In the worldview they share with my former patient, one's victimhood is sacred. Once again, we find that people who have willingly drunk from the poisoned well of an ideology that has destroyed millions of souls and brought untold misery into the world. If there are the only two options in life--to be a victim or to be an oppressor-- they choose to be one of the saintly oppressed. Capture and abuse by a recognized victim group that they can magnanimously absolve of guilt, only adds to their faux saintliness; as does chiding and insulting those who would rescue them from their self-imposed martyrdom.

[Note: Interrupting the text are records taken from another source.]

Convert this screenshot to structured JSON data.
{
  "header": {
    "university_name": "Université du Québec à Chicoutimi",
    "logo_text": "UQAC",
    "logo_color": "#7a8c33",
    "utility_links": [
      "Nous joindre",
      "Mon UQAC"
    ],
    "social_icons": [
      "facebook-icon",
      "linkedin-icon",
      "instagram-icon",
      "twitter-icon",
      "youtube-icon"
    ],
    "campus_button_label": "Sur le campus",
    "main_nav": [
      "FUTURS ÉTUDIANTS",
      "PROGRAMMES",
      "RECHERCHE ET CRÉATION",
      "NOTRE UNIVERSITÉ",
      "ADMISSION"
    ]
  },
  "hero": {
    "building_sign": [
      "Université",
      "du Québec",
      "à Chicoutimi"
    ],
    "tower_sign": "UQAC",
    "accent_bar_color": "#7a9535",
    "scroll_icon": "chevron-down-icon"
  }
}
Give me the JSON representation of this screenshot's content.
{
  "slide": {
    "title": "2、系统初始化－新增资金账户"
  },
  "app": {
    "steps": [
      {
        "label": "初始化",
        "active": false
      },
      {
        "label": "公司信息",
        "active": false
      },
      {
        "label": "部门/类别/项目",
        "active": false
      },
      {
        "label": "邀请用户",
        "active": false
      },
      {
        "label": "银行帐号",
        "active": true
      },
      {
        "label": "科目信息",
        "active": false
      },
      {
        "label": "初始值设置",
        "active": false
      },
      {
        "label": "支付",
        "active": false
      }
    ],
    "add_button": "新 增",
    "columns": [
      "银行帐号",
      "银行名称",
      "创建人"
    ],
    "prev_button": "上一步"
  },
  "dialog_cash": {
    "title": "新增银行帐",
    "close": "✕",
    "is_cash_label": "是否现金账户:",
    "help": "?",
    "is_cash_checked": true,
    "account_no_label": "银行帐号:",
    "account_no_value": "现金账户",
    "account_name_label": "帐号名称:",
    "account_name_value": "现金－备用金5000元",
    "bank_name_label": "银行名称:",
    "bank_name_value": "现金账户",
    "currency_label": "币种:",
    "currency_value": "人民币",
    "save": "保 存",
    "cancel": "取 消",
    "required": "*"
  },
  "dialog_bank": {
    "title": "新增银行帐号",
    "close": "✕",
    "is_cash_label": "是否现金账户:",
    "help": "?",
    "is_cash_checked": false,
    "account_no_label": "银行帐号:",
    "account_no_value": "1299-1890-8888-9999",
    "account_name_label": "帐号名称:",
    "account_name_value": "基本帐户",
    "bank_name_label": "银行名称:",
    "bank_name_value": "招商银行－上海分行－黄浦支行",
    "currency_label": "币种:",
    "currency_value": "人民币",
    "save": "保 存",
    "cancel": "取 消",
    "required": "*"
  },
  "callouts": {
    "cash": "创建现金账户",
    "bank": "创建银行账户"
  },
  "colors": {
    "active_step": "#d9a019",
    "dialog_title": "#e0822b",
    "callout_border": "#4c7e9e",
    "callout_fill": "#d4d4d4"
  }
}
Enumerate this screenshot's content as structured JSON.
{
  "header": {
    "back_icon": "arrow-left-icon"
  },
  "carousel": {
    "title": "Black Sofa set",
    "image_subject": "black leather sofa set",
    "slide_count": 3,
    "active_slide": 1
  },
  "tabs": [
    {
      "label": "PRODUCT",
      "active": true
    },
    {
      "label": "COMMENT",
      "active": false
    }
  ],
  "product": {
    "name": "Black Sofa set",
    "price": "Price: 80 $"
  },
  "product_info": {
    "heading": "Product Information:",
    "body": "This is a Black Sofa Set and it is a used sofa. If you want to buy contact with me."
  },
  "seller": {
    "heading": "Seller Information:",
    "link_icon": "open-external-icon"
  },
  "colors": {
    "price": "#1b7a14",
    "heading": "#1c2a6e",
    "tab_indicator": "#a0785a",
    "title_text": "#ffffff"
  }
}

Think of it this way--these are people (both my patient and the peace activists) who not only are incapable of looking directly into the eyes of evil and recognizing its guilt; but they are equally incapable of looking into the eyes of the good and appreciating its innocence. And for good measure, they haven't been able to look in the mirror for a very very long time.
They have been lying to themselves for years; avoiding acknowledging their own feelings or taking responsibility for their own lives or actions; and projecting all their unacceptable feelings onto others. Both Western culture--America in particular; and the "system" are handy dandy repositories for those unacceptable feelings.
Some part of them recognizes that something dreadful is going on in the world, but they cannot face it directly because it is too threatening to their worldview and their holy scripture; and facing the truth might make them have to go into their heart of hearts to examine the origins of that dreadful terror. Hence the need to displace their anxiety to a less threatening authority figure (e.g.,
Bush or America; or even those that rescue them from death) is easier than facing the dread source of their anxiety.
Three psychological defense mechanisms (projection, denial, and displacement) are the source almost all human suffering--from the individual misery of my patient all the way to the societal miseries that result from racism, anti-semitism, sexism and genocide; as well as the brutal and fanatical terrorism that we now see all over the world.
If the peace activists and others of their ilk want to understand the wellspring of man's inhumanity to man, then they need to take a good, long look in the mirror.
UPDATE: I think I must defer to the wisdom of Gagdad Bob of
One Cosmos, who said in the
comments to another post--but which also seems appropriate here:
Victimhood is empowering, because at least it allows you to actively participate in your own subjugation.